Teachers who are close contacts of a confirmed case of Covid-19 will not have the period they must restrict their movements cut short to return to the classroom in order to address a staffing crisis, Education Minister Norma Foley has said.
Currently close contacts must stay at home and restrict their movements for five days if they have had a booster vaccine or ten days if only double vaccinated.
Minister Foley said she was not pursuing a special derogation for teachers similar to one in place for healthcare workers where asymptomatic close contacts may return to work if they test negative for Covid-19.
People confirmed to have the virus must still strictly isolate for seven days if boosted or ten if double vaccinated.
This comes as a union leader said around 8,000 primary school teachers - up to 15pc of the workforce - will not return to schools tomorrow due to Covid-19 isolation, and as principals warned that in some schools 50pc of staff would be out tomorrow.
INTO general secretary John Boyle said there’s “not a hope” there will be enough replacement teachers and it was inevitable that some classes would have to be taught remotely by asymptomatic teachers who are close contacts isolating at home.
Secondary teacher reps estimate anywhere between 10pc and 40pc of second level teachers could be out tomorrow. This could be anything from 1,800 to 7,200 teachers.
Irish Primary Principals’ Network (IPPN) president Brian O’Doherty told RTÉ a survey of about 1,500 schools found half were facing staff shortages of 20pc, while 8pc were expecting more than 50pc of teachers to be out due to Covid.
He said 40pc said they would not have enough staff to reopen all classes.
On Tuesday, the minister confirmed that schools would return as planned on Thursday despite calls from some teachers’ representatives for a staggered reopening.
Today the Irish Secondary Students’ Union also called for a delayed reopening, with priority for children with special educational needs and those sitting leaving and junior cert exams. It also called for HEPA air filters to be urgently provided in all classrooms.
Government leaders have instructed Nphet to review the measures around Covid-19 close contact rules for people who have received booster vaccines amid staff shortages across society.
Nphet is to meet tomorrow to examine the Government’s request to change the isolation rules and it is hoped Coalition leaders can make a decisions soon after receiving the advice.
Minister Foley said she was “not pursuing nor invoking the derogation in our schools” but admitted the coming days and weeks “will not be without challenge” and said children are best served when being taught in the classroom through in-person learning.
A range of measures including substitute and student teachers being drafted in, along with teachers on career breaks, will be used to cover teachers who are isolating, Minister Foley said.

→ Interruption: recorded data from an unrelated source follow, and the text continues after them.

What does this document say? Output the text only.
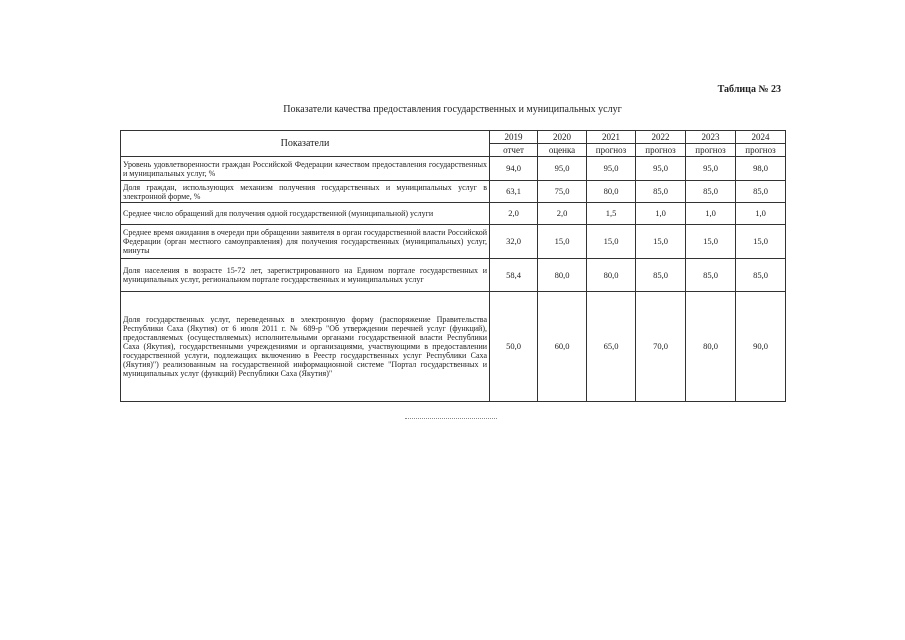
Таблица № 23
Показатели качества предоставления государственных и муниципальных услуг
Показатели	2019	2020	2021	2022	2023	2024
	отчет	оценка	прогноз	прогноз	прогноз	прогноз
Уровень удовлетворенности граждан Российской Федерации качеством предоставления государственных и муниципальных услуг, %	94,0	95,0	95,0	95,0	95,0	98,0
Доля граждан, использующих механизм получения государственных и муниципальных услуг в электронной форме, %	63,1	75,0	80,0	85,0	85,0	85,0
Среднее число обращений для получения одной государственной (муниципальной) услуги	2,0	2,0	1,5	1,0	1,0	1,0
Среднее время ожидания в очереди при обращении заявителя в орган государственной власти Российской Федерации (орган местного самоуправления) для получения государственных (муниципальных) услуг, минуты	32,0	15,0	15,0	15,0	15,0	15,0
Доля населения в возрасте 15-72 лет, зарегистрированного на Едином портале государственных и муниципальных услуг, региональном портале государственных и муниципальных услуг	58,4	80,0	80,0	85,0	85,0	85,0
Доля государственных услуг, переведенных в электронную форму (распоряжение Правительства Республики Саха (Якутия) от 6 июля 2011 г. № 689-р "Об утверждении перечней услуг (функций), предоставляемых (осуществляемых) исполнительными органами государственной власти Республики Саха (Якутия), государственными учреждениями и организациями, участвующими в предоставлении государственной услуги, подлежащих включению в Реестр государственных услуг Республики Саха (Якутия)") реализованным на государственной информационной системе "Портал государственных и муниципальных услуг (функций) Республики Саха (Якутия)"	50,0	60,0	65,0	70,0	80,0	90,0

“A hierarchy of priority will be placed on children with additional needs, or on special schools, special class settings and younger children who cannot engage with remote learning and second-level exam year students,” Ms Foley told RTÉ’s Morning Ireland.
“The reality is every day for the next few weeks will bring challenges to school management but the Department of Education will work with schools on the ground.”
Minister Foley said that schools dealing with staff shortages should contact the inspectorate to work through the issue and come to the best solution for each individual school.
The Minister said she has asked public health officials to review the issue of medical-grade masks for teachers after teachers called for them to be mandated but they will not have medical-grade masks when returning to the classroom tomorrow.
“Public health have told us they are satisfied with the mitigation measures that are in place but the unions have raised the issue of facemasks, so, public health did give an undertaking yesterday to review this,” Minister Foley said.
Another issue raised by the INTO was the absence of contact tracing at primary level but this will not be a feature once schools reopen tomorrow, outside of special classes, the Minister confirmed.
Minister Foley said, as is always the case, the guidelines are under review and changes will be made if they are recommended by public health officials.
Currently only limited contact tracing is being done for primary level, with the option of antigen tests being sent to families.
Infection and prevention control advice should be led by medical experts, the Minister said, adding that she “trusts parents” to follow the measures currently in place around testing in pods in schools.
At a Cabinet meeting today, Minister for Health Stephen Donnelly will seek Government approval for a €90m purchase of antiviral pills which reduce the rate of hospitalisation and death in people who contract Covid-19.
The Pfizer antiviral, Paxlovid, reduced the risk of hospitalisation and death from Covid-19 in people with at least one underlying condition by 89pc in its final clinical trial.
Meanwhile, a survey has shown that 70pc of parents do want schools to reopen while a quarter (24pc) believe they shouldn’t.
The survey carried out by ParentsandBrands found that one in five parents would prefer to have their child vaccinated before sending them back to school.
Jill Holtz, co-founder of ParentsandBrands, said: “The feedback we are getting from parents shows a mix of views. Parents who want schools to reopen because they feel education and routine are important are still saying so under caution. Only 13pc of parents feel that it’s time we learned to live with Covid.”